Staggering crisis in Sudan leaves families reeling
Millions of children are caught in a living nightmare as violence continues and famine looms.
The scale of the tragedy in Sudan is difficult to overstate.
Devastating violence and insecurity erupted in April 2023, forcing millions of families from their homes in search of shelter, food and safety. Sudan is now grappling with the biggest child displacement crisis in the world, with an estimated 5 million children forced from their homes. More than a million have fled across the country’s borders.
These are not just numbers – they represent millions of stories, hopes, and dreams. Almost 18 months into this brutal war, those dreams are on hold as the turmoil continues.
“We left everything behind. We only took our clothes. Fear makes you leave everything.”
Many refugees, returnees and internally displaced children and women are arriving in areas that were already home to vulnerable and underserved communities who were struggling with multiple crises.
I don’t know if you can hear now behind me. Live fire right now…This is what we see every day: children under attack.
Countless children have been exposed to horrendous violence. In 2023, Sudan saw the highest number of verified grave violations against children in more than a decade, a five-fold increase in grave violations compared with a year earlier, including the killing and maiming of children, sexual violence, and the recruitment and use of children by armed groups. Widespread reports of widespread gender-based violence are shocking.
The impact of this violence and massive displacement is being compounded by disease outbreaks, hunger, malnutrition and restricted humanitarian access – a lethal combination that has already claimed thousands of lives.
I’ve been working here for 14 months. What motivates me to stay this long is seeing the change in the children.
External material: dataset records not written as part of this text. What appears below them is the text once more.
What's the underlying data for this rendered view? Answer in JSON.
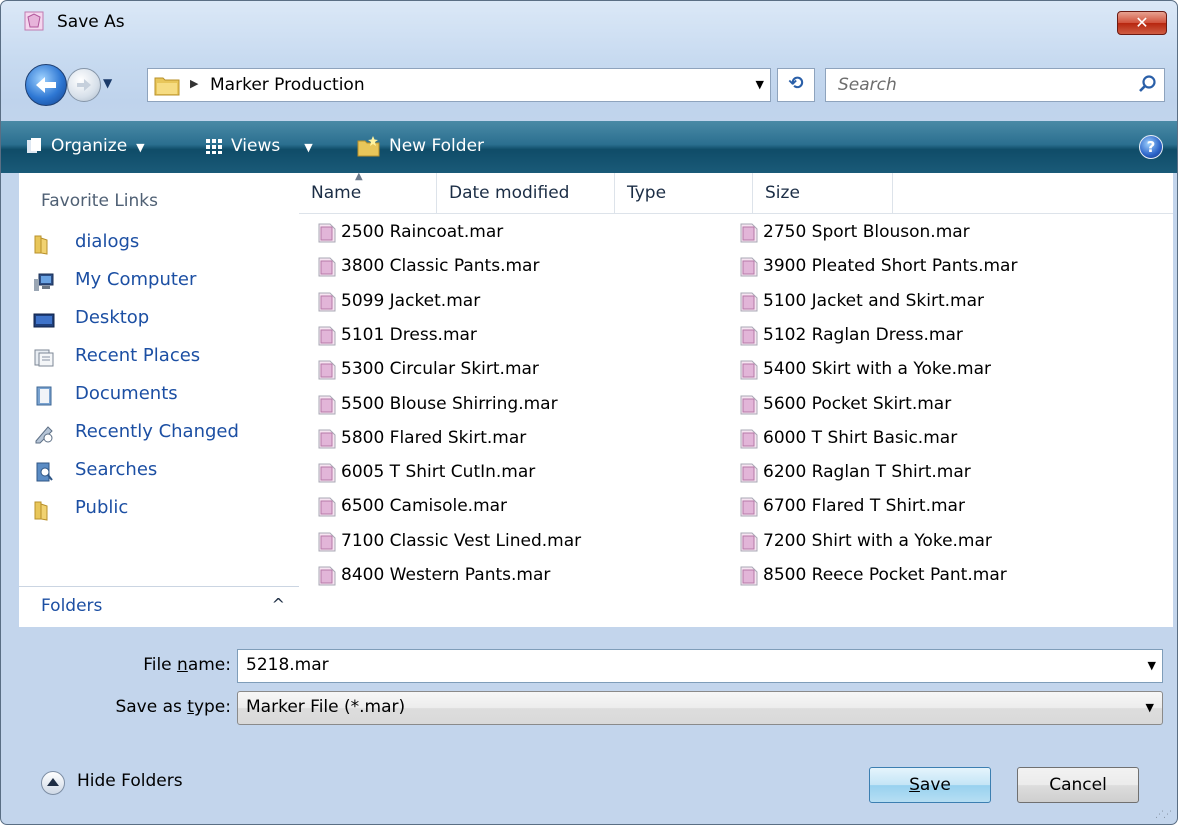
{
  "window": {
    "title": "Save As",
    "close_label": "✕"
  },
  "nav": {
    "breadcrumb": "Marker Production",
    "refresh_glyph": "⟲",
    "search_placeholder": "Search"
  },
  "toolbar": {
    "organize": "Organize",
    "views": "Views",
    "new_folder": "New Folder",
    "help": "?"
  },
  "sidebar": {
    "title": "Favorite Links",
    "items": [
      {
        "label": "dialogs",
        "icon": "folder-icon"
      },
      {
        "label": "My Computer",
        "icon": "computer-icon"
      },
      {
        "label": "Desktop",
        "icon": "desktop-icon"
      },
      {
        "label": "Recent Places",
        "icon": "recent-places-icon"
      },
      {
        "label": "Documents",
        "icon": "documents-icon"
      },
      {
        "label": "Recently Changed",
        "icon": "recently-changed-icon"
      },
      {
        "label": "Searches",
        "icon": "searches-icon"
      },
      {
        "label": "Public",
        "icon": "folder-icon"
      }
    ],
    "folders_label": "Folders",
    "folders_toggle": "^"
  },
  "file_list": {
    "columns": [
      "Name",
      "Date modified",
      "Type",
      "Size"
    ],
    "files_col1": [
      "2500 Raincoat.mar",
      "3800 Classic Pants.mar",
      "5099 Jacket.mar",
      "5101 Dress.mar",
      "5300 Circular Skirt.mar",
      "5500 Blouse Shirring.mar",
      "5800 Flared Skirt.mar",
      "6005 T Shirt CutIn.mar",
      "6500 Camisole.mar",
      "7100 Classic Vest Lined.mar",
      "8400 Western Pants.mar"
    ],
    "files_col2": [
      "2750 Sport Blouson.mar",
      "3900 Pleated Short Pants.mar",
      "5100 Jacket and Skirt.mar",
      "5102 Raglan Dress.mar",
      "5400 Skirt with a Yoke.mar",
      "5600 Pocket Skirt.mar",
      "6000 T Shirt Basic.mar",
      "6200 Raglan T Shirt.mar",
      "6700 Flared T Shirt.mar",
      "7200 Shirt with a Yoke.mar",
      "8500 Reece Pocket Pant.mar"
    ]
  },
  "form": {
    "file_name_label_pre": "File ",
    "file_name_label_u": "n",
    "file_name_label_post": "ame:",
    "file_name_value": "5218.mar",
    "save_type_label_pre": "Save as ",
    "save_type_label_u": "t",
    "save_type_label_post": "ype:",
    "save_type_value": "Marker File (*.mar)"
  },
  "footer": {
    "hide_folders": "Hide Folders",
    "save_u": "S",
    "save_rest": "ave",
    "cancel": "Cancel"
  },
  "colors": {
    "toolbar": "#1a5a78",
    "link": "#1c4fa3",
    "accent_button": "#98d1ef"
  }
}
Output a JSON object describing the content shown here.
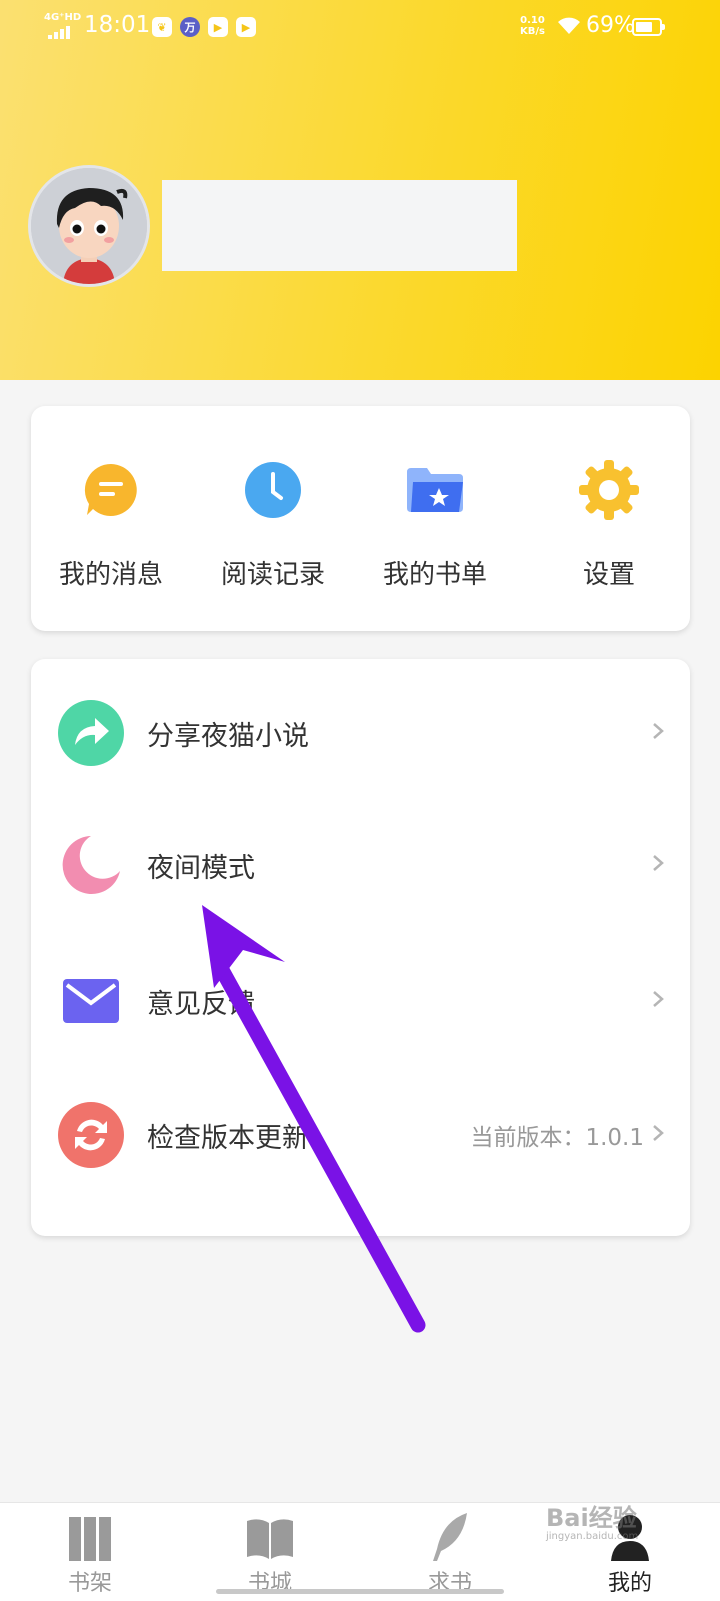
{
  "status_bar": {
    "network": "4G⁺HD",
    "time": "18:01",
    "app_icons": [
      "leaf-icon",
      "wan-icon",
      "play-icon",
      "play-icon"
    ],
    "speed_value": "0.10",
    "speed_unit": "KB/s",
    "battery": "69%"
  },
  "profile": {
    "avatar": "avatar"
  },
  "quick_actions": [
    {
      "label": "我的消息",
      "icon": "message-icon",
      "color": "#f8b62d"
    },
    {
      "label": "阅读记录",
      "icon": "clock-icon",
      "color": "#4aa8f0"
    },
    {
      "label": "我的书单",
      "icon": "folder-star-icon",
      "color": "#3f6ef0"
    },
    {
      "label": "设置",
      "icon": "gear-icon",
      "color": "#f8c12f"
    }
  ],
  "menu": [
    {
      "label": "分享夜猫小说",
      "value": "",
      "icon": "share-icon",
      "color": "#4fd6a6"
    },
    {
      "label": "夜间模式",
      "value": "",
      "icon": "moon-icon",
      "color": "#f28db0"
    },
    {
      "label": "意见反馈",
      "value": "",
      "icon": "mail-icon",
      "color": "#6b63f0"
    },
    {
      "label": "检查版本更新",
      "value": "当前版本：1.0.1",
      "icon": "refresh-icon",
      "color": "#f0736b"
    }
  ],
  "tabs": [
    {
      "label": "书架",
      "icon": "bookshelf-icon"
    },
    {
      "label": "书城",
      "icon": "open-book-icon"
    },
    {
      "label": "求书",
      "icon": "feather-icon"
    },
    {
      "label": "我的",
      "icon": "user-icon",
      "active": true
    }
  ],
  "annotation": {
    "color": "#7a12e6"
  },
  "watermark": {
    "text": "Bai经验",
    "sub": "jingyan.baidu.com"
  }
}
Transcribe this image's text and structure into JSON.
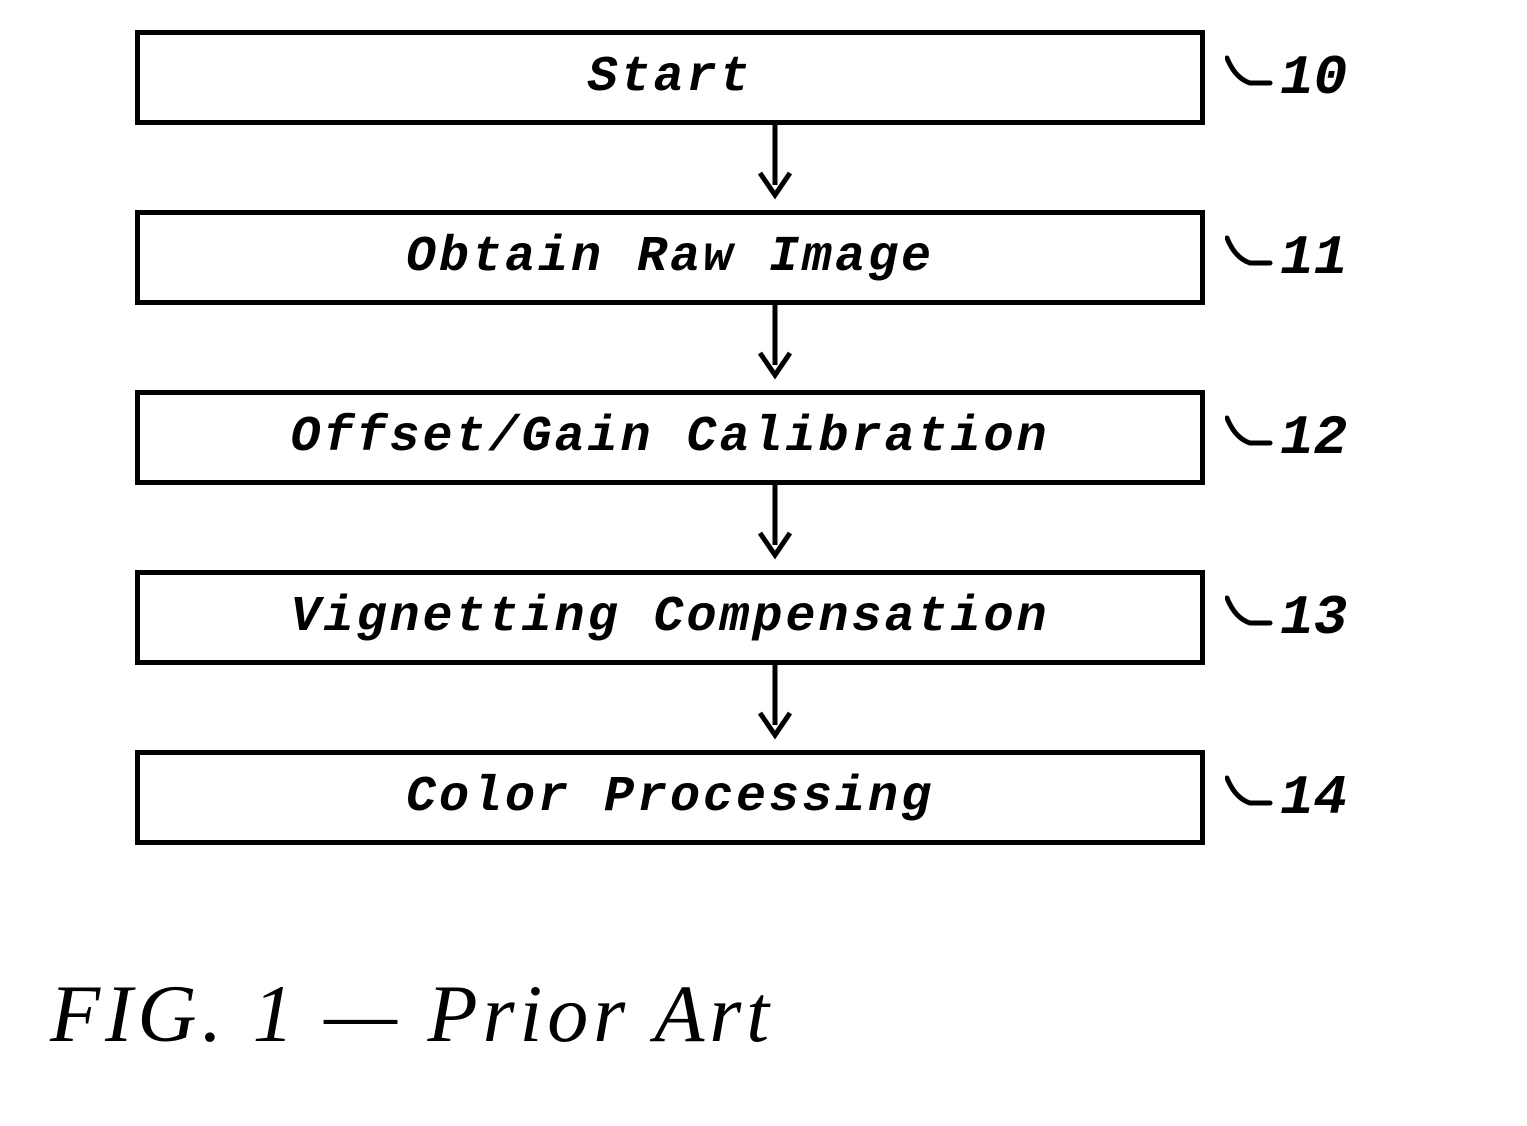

Sudan is facing a devastating hunger catastrophe on a scale not seen since the Darfur crisis in the early 2000s. Unlike the Darfur crisis, the present emergency spans the whole country, with catastrophic levels of hunger even reaching the capital Khartoum and Gezira State, once Sudan’s breadbasket.
Meanwhile, cramped and unsanitary living conditions for displaced families – exacerbated by heavy rains and flooding – mean diseases can spread more quickly. Sudan is grappling with multiple disease outbreaks including malaria, dengue fever, measles, and rubella. In August 2024, Sudan’s Federal Ministry of Health declared a cholera outbreak. The combination of these outbreaks and soaring rates of severe acute malnutrition – which leaves children more vulnerable to disease – is creating a perfect storm for a catastrophic loss of children’s lives.
Meanwhile, children and their family members injured in the violence continue to pour into health facilities, placing an ever-greater strain on a health system teetering on the verge of collapse. Frontline workers including nurses, doctors and other essential staff haven’t been paid in months.
Yesterday I was very sad about a child who was injured. I almost cried when I got home.
Whether trapped between the frontlines, forced from their homes, or witnessing their communities torn apart, children’s lives have been turned upside down by the war in Sudan. With around 17 million children not in school, the war could have a generational impact on the lives of these children.
We will go anywhere to reach those children most in need.
Amid this complex catastrophe for children, UNICEF is staying and delivering, working with partners to reach millions of children and families with critical health supplies, and screening for malnutrition. In response to the cholera outbreak, UNICEF has delivered more than 400,000 doses of oral cholera vaccine, and has also supported the establishment of oral rehydration centres and the distribution of tablets for home-based water treatment. But the needs are enormous and the challenges to delivering assistance massive.
UNICEF is calling on warring parties to:
- Implement an immediate ceasefire.
- Respect international humanitarian and human rights law. This includes ensuring that children are protected, and facilitating rapid, safe, unimpeded humanitarian access to children and families.
- Remove bureaucratic impediments to the rapid delivery of humanitarian assistance at scale and ensure access and guarantees to safely move humanitarian workers and supplies across conflict lines.
UNICEF is appealing for its partners and the international community to:
- Prevent the collapse of essential systems by paying frontline workers, providing lifesaving supplies, and maintaining critical infrastructure.
- Provide support to the re-opening of schools so that children can go back to classrooms, and conflict-affected children can learn and heal in safe spaces.
- Accelerate funding for lifesaving health and nutrition, water and sanitation, education, and child protection services.
Without unfettered humanitarian access, a significant scale up of critical life-saving services, a reopening of schools, and most fundamentally an end to the war, the hopes and dreams of a generation – and Sudan’s future – risk being lost.